Splitting large files in half

Asked by At

tl;dr: I need a way of splitting 5 GB / ~11m row files in ~half (or thirds) while keeping track of exactly every file I create and of course not breaking any lines, so I can process both files at once

I have a set of 300 very large json-like files I need to parse with a php script periodically. Each file is about 5 GB decompressed. I've optimized the hell out of parsing script and it's reached it's speed limit. But it's still a single-threaded script running for about 20 hours on a 16 core server.

I'd like to split each file into approximately half, and have two parsing scripts run at once, to "fake" multi-threaded-ness and speed up run time. I can store global runtime information and "messages" between threads in my sql database. That should cut the total runtime in half, having one thread downloading the files, another decompressing them, and two more loading them into sql in parallel.

That part is actually pretty straight forward, where I'm stuck is splitting up the file to be parsed. I know there is a split tool that can break down files into chunks based on KB or line count. Problem is that doesn't quite work for me. I need to split these files in half (or thirds or quarters) cleanly. And without having any excess data go into an extra file. I need to know exactly what files the split command has created so I can note easy file in my sql table so the parsing script can know which files are ready to be parsed. If possible, I'd even like to avoid running wc -l in this process. That may not be possible, but it takes about 7 seconds for each file, 200 files, means 35 extra minutes of runtime.

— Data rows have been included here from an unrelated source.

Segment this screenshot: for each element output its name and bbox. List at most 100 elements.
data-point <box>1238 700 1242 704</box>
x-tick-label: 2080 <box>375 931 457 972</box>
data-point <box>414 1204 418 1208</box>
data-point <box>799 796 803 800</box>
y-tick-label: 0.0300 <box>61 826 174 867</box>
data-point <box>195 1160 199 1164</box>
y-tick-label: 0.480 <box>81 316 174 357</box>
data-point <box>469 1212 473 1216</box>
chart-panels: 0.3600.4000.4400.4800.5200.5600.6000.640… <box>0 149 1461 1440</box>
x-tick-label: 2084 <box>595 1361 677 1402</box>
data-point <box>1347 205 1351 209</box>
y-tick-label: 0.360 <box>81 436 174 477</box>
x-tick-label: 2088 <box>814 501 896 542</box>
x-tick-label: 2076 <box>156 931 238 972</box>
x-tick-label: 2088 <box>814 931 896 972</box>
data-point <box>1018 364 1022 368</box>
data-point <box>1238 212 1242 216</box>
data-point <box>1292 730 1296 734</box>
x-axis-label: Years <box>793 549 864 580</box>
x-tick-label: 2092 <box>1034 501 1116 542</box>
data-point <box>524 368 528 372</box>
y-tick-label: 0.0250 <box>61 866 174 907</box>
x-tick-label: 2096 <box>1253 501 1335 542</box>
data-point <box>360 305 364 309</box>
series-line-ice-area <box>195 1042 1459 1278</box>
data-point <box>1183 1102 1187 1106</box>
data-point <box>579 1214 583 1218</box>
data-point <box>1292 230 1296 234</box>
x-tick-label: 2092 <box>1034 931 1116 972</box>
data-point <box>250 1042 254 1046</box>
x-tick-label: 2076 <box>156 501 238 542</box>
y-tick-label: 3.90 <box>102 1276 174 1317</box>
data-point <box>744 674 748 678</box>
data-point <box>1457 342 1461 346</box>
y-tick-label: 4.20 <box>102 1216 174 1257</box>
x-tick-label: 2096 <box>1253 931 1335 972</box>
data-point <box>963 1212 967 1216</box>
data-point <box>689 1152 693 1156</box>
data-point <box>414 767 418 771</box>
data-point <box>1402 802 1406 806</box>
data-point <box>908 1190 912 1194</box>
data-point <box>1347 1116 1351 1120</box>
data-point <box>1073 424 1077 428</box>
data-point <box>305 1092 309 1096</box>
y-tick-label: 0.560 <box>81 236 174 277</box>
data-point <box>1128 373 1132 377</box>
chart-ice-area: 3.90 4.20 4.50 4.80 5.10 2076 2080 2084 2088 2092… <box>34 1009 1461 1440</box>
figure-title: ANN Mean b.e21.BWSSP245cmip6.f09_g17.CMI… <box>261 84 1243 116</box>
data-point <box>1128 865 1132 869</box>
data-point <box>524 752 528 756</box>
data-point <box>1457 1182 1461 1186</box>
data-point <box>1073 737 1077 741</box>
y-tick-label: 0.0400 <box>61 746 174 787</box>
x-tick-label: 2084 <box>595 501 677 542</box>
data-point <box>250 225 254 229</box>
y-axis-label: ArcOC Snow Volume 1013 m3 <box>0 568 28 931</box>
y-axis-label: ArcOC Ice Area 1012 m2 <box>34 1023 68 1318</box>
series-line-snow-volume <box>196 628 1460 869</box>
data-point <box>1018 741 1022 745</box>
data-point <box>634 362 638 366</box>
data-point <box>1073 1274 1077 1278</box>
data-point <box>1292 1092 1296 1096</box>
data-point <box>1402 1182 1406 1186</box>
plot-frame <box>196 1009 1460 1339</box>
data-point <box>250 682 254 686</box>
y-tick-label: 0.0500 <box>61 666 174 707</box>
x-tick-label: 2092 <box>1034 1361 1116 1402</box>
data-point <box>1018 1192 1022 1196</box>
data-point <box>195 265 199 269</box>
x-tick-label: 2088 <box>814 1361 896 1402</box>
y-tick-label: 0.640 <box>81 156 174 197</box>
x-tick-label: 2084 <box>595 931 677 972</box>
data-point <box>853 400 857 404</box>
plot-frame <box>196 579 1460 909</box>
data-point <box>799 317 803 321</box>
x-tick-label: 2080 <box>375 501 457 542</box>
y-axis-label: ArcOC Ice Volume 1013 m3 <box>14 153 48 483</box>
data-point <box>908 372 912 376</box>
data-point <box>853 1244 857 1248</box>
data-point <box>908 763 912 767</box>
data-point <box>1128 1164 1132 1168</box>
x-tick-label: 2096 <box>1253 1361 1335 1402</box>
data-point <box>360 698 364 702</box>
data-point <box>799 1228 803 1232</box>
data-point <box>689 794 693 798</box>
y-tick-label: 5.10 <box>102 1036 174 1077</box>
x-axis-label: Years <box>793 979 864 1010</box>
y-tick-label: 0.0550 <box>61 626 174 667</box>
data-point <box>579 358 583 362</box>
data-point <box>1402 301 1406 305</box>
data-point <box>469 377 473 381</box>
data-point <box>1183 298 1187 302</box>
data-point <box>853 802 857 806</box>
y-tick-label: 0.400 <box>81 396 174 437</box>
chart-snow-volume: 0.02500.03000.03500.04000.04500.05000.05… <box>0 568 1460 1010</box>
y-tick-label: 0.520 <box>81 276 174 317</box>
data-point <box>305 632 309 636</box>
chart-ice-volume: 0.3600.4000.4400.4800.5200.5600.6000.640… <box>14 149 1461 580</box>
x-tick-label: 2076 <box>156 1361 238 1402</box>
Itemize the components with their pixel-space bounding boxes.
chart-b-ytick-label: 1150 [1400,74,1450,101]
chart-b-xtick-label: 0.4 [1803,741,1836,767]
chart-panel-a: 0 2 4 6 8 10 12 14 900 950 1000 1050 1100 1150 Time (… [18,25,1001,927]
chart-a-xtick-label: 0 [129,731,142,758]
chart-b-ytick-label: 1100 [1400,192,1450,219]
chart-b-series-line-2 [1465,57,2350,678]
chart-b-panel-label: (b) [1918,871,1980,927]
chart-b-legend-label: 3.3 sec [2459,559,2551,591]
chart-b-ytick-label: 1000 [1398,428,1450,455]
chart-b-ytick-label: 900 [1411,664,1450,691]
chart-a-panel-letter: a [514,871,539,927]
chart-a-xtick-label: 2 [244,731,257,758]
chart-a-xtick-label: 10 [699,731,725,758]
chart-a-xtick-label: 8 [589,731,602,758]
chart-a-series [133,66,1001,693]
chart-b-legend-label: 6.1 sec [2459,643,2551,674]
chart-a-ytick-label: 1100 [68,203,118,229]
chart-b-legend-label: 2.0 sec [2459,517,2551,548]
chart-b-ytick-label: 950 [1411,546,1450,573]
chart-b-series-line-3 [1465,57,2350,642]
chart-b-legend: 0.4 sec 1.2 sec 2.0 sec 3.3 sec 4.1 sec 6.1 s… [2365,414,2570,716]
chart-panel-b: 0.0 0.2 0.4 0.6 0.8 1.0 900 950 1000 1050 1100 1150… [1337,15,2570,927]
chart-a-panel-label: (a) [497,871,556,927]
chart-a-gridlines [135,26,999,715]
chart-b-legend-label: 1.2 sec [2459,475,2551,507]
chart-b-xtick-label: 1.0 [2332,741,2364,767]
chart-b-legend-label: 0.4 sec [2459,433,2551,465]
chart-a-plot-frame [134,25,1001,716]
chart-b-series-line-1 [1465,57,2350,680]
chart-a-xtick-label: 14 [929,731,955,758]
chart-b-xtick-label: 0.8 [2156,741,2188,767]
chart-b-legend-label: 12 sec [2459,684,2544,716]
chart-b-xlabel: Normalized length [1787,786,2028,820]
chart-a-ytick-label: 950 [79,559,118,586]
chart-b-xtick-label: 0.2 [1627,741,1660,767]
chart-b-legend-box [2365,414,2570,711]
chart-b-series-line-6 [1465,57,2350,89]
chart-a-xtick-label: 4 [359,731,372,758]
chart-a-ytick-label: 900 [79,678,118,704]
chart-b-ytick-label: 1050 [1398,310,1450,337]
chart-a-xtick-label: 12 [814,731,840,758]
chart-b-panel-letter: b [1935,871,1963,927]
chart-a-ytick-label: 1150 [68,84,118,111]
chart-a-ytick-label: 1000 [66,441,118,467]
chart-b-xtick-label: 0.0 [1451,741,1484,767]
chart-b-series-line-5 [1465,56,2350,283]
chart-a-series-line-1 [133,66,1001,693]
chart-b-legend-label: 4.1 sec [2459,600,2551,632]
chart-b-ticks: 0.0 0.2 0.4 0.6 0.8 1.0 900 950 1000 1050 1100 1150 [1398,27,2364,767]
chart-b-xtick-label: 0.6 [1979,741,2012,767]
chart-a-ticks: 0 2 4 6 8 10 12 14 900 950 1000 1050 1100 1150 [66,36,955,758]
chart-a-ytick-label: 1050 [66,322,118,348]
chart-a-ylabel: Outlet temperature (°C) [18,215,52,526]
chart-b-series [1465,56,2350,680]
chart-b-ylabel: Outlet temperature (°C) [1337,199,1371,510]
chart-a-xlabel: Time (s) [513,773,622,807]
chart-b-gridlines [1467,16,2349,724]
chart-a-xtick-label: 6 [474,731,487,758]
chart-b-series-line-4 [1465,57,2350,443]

Despite what I just said, I guess I run wc -l file on my file, divide that by n, round the result up, and use split to break the file into that many lines. That should always give me exactly n files. Than I can just know that ill have filea, fileb and so on.

I guess the question ultimately is, is there a better way to deal with this problem? Maybe theres another utility that will split in a way thats more compatible with what I'm doing. Or maybe there's another approach entirely that I'm overlooking.

1 Answers

1
user2203703 On

I had the same problem and it wasn't easy to find a solution.

First you need to use jq to convert your JSON to string format.

Then use the GNU version of split, it has an extra --filter option which allows processing individual chunks of data in much less space as it does not need to create any temporary files:

split --filter='shell_command'

Your filter command should read from stdin:

jq -r '' file.json | split -l 10000 --filter='php process.php'

-l will tell split to work on 10000 lines at a time.

In process.php file you just need to read from stdin and do whatever you want.